L'inconnu et la biche effarouchée

biche effarouchée .jpg, juil. 2020
Biche effarouchée - photo libre de droits retouchée par Paul Dindon


Je ne connais pas ce lit, je ne reconnais ni la lumière ni l’agencement des meubles, ni les meubles d’ailleurs. Ça ressemble à un matin ensoleillé, filtré par les voilages et les lames des volets en bois. Je sens un souffle humide sur ma paume de main, c’est un chien qui se tient au pied du lit, aux pieds du maître qui m’observe avec amusement.

— Thé ou café ?
— Café.

Le chien et son maître quittent la chambre comme pour m’indiquer le chemin. J’enfile caleçon et t-shirt et suit mes hôtes.

C’est une chaise en fer rouge sur une terrasse en teck à l’ombre d’un cerisier et la vue sur un champ en jachère qui s’offrent à moi pour un petit déjeuner chez l’inconnu du bal du 14 juillet à Pollox. Je m’excuse le temps d’envoyer un court message à Sylviane : « Pas pu prendre ton appel hier, désolé. Soirée mouvementée. Je te raconterai. Tout va bien ? Je te rappelle dans la journée. Bises, PD. »

— Ça t’ennuie de me déposer au village tout à l’heure ?
— Une course à faire ?
— Oui, dit-il avec un sourire moqueur. Je dois récupérer ma voiture.


Le téléphone sonne. Il est minuit passé, ça ne peut être que Sylviane. Je l’ai encore oubliée. Tu parles d’un ami. Je la laisse en plan à Paris, je l’espère remise de son chagrin d’amour, et durant le mois écoulé, je ne l’ai pas appelée une seule fois pour confirmer mes espoirs. Je me confonds en excuses. Elle me répond : « oh, va, ne t’inquiète donc pas ». Je sens une inquiétude dans sa voix. Nous bavardons, elle que j’imagine à fumer son « joint du soir à mon perchoir », comme elle dit, accoudée à son rebord de fenêtre avec vue sur le Génie de la Bastille, moi assis en tailleur sur le balcon à contempler les ombres que jettent les sapins à la surface du lac. « Je ne t’ai pas raconté les tractations », confie-t-elle. « J’aurais dû.

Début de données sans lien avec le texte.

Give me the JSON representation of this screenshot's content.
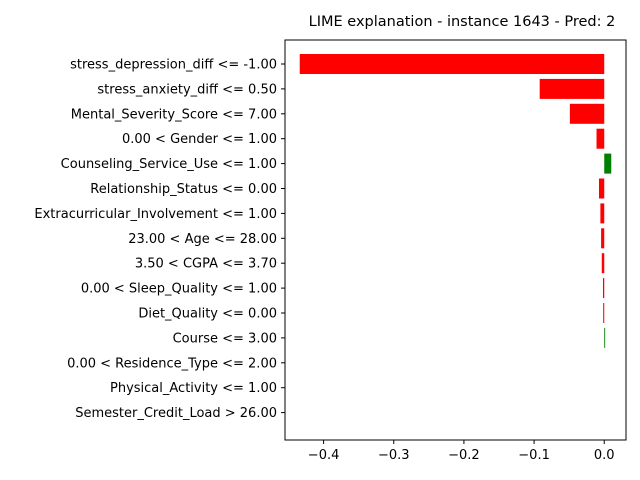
{
  "chart_data": {
    "type": "bar",
    "orientation": "horizontal",
    "title": "LIME explanation - instance 1643 - Pred: 2",
    "xlabel": "",
    "ylabel": "",
    "xlim": [
      -0.455,
      0.031
    ],
    "xticks": [
      -0.4,
      -0.3,
      -0.2,
      -0.1,
      0.0
    ],
    "xtick_labels": [
      "−0.4",
      "−0.3",
      "−0.2",
      "−0.1",
      "0.0"
    ],
    "grid": false,
    "legend": "none",
    "positive_color": "#008000",
    "negative_color": "#ff0000",
    "categories": [
      "stress_depression_diff <= -1.00",
      "stress_anxiety_diff <= 0.50",
      "Mental_Severity_Score <= 7.00",
      "0.00 < Gender <= 1.00",
      "Counseling_Service_Use <= 1.00",
      "Relationship_Status <= 0.00",
      "Extracurricular_Involvement <= 1.00",
      "23.00 < Age <= 28.00",
      "3.50 < CGPA <= 3.70",
      "0.00 < Sleep_Quality <= 1.00",
      "Diet_Quality <= 0.00",
      "Course <= 3.00",
      "0.00 < Residence_Type <= 2.00",
      "Physical_Activity <= 1.00",
      "Semester_Credit_Load > 26.00"
    ],
    "values": [
      -0.434,
      -0.092,
      -0.049,
      -0.011,
      0.01,
      -0.0075,
      -0.0055,
      -0.0045,
      -0.0035,
      -0.0018,
      -0.0015,
      0.0013,
      0.0,
      0.0,
      0.0
    ]
  }
}
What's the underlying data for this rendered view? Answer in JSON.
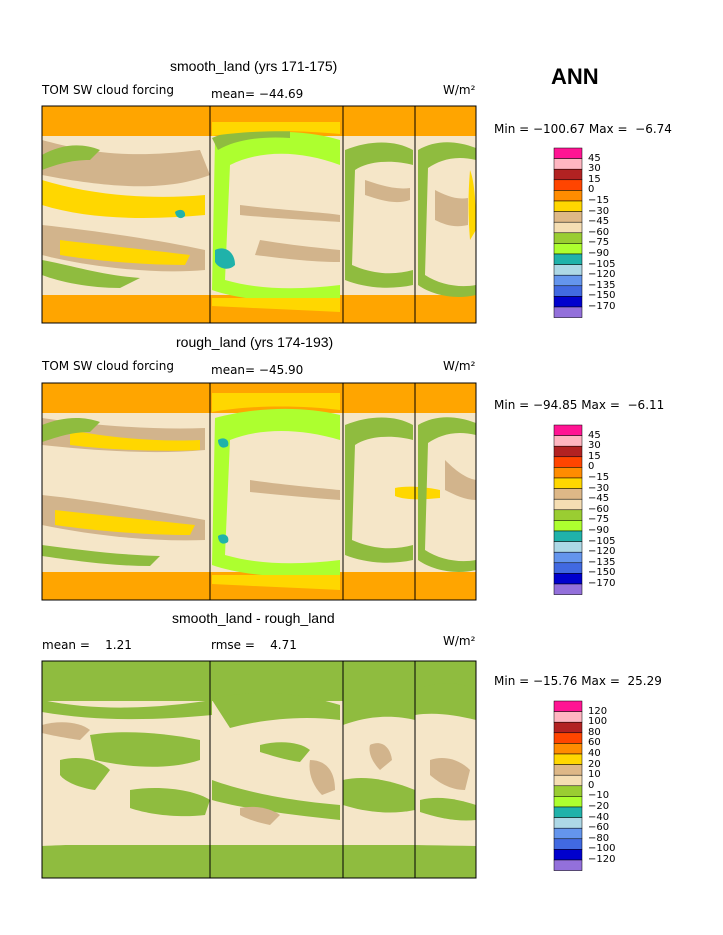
{
  "season": "ANN",
  "chart_data": [
    {
      "type": "heatmap",
      "title": "smooth_land (yrs 171-175)",
      "left_label": "TOM SW cloud forcing",
      "center_label": "mean= −44.69",
      "units": "W/m²",
      "minmax": "Min = −100.67 Max =  −6.74",
      "min": -100.67,
      "max": -6.74,
      "mean": -44.69,
      "legend_levels": [
        "45",
        "30",
        "15",
        "0",
        "−15",
        "−30",
        "−45",
        "−60",
        "−75",
        "−90",
        "−105",
        "−120",
        "−135",
        "−150",
        "−170"
      ]
    },
    {
      "type": "heatmap",
      "title": "rough_land (yrs 174-193)",
      "left_label": "TOM SW cloud forcing",
      "center_label": "mean= −45.90",
      "units": "W/m²",
      "minmax": "Min = −94.85 Max =  −6.11",
      "min": -94.85,
      "max": -6.11,
      "mean": -45.9,
      "legend_levels": [
        "45",
        "30",
        "15",
        "0",
        "−15",
        "−30",
        "−45",
        "−60",
        "−75",
        "−90",
        "−105",
        "−120",
        "−135",
        "−150",
        "−170"
      ]
    },
    {
      "type": "heatmap",
      "title": "smooth_land - rough_land",
      "left_label": "mean =    1.21",
      "center_label": "rmse =    4.71",
      "units": "W/m²",
      "minmax": "Min = −15.76 Max =  25.29",
      "min": -15.76,
      "max": 25.29,
      "mean": 1.21,
      "rmse": 4.71,
      "legend_levels": [
        "120",
        "100",
        "80",
        "60",
        "40",
        "20",
        "10",
        "0",
        "−10",
        "−20",
        "−40",
        "−60",
        "−80",
        "−100",
        "−120"
      ]
    }
  ],
  "colors": {
    "palette": [
      "#ff1493",
      "#ffb6c1",
      "#b22222",
      "#ff4500",
      "#ff8c00",
      "#ffd700",
      "#deb887",
      "#f5deb3",
      "#9acd32",
      "#adff2f",
      "#20b2aa",
      "#add8e6",
      "#6495ed",
      "#4169e1",
      "#0000cd",
      "#9370db"
    ],
    "orange": "#ffa500",
    "yellow": "#ffd700",
    "tan": "#d2b48c",
    "wheat": "#f5e6c8",
    "green1": "#8fbc3f",
    "green2": "#adff2f",
    "teal": "#20b2aa"
  }
}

Tu fais partie des meubles. J’ai une promesse d’achat pour le Fer à Cheval, et j’ai besoin de tes lumières. »

Celle-là non plus, je ne l’ai pas vue venir. Ni la dispute qui gronde dans la chambre d’à côté. Le ton monte, j’entends un « c’est ça, tu cognes les femmes » qui me pique au vif. J’abrège la conversation avec Sylviane et me rue sur le pas de la porte de la chambre de Natou. L’olibrius qui lui tient lieu de fiancé me fait face. Ma tenue négligée, mon silence tenu, mon regard oscillant entre provocation et candeur parviennent à le décontenancer. Je bredouille ma fausse excuse « je me suis trompé de chambre ». Il déguerpit et me laisse, sans le savoir, réconforter la biche effarouchée.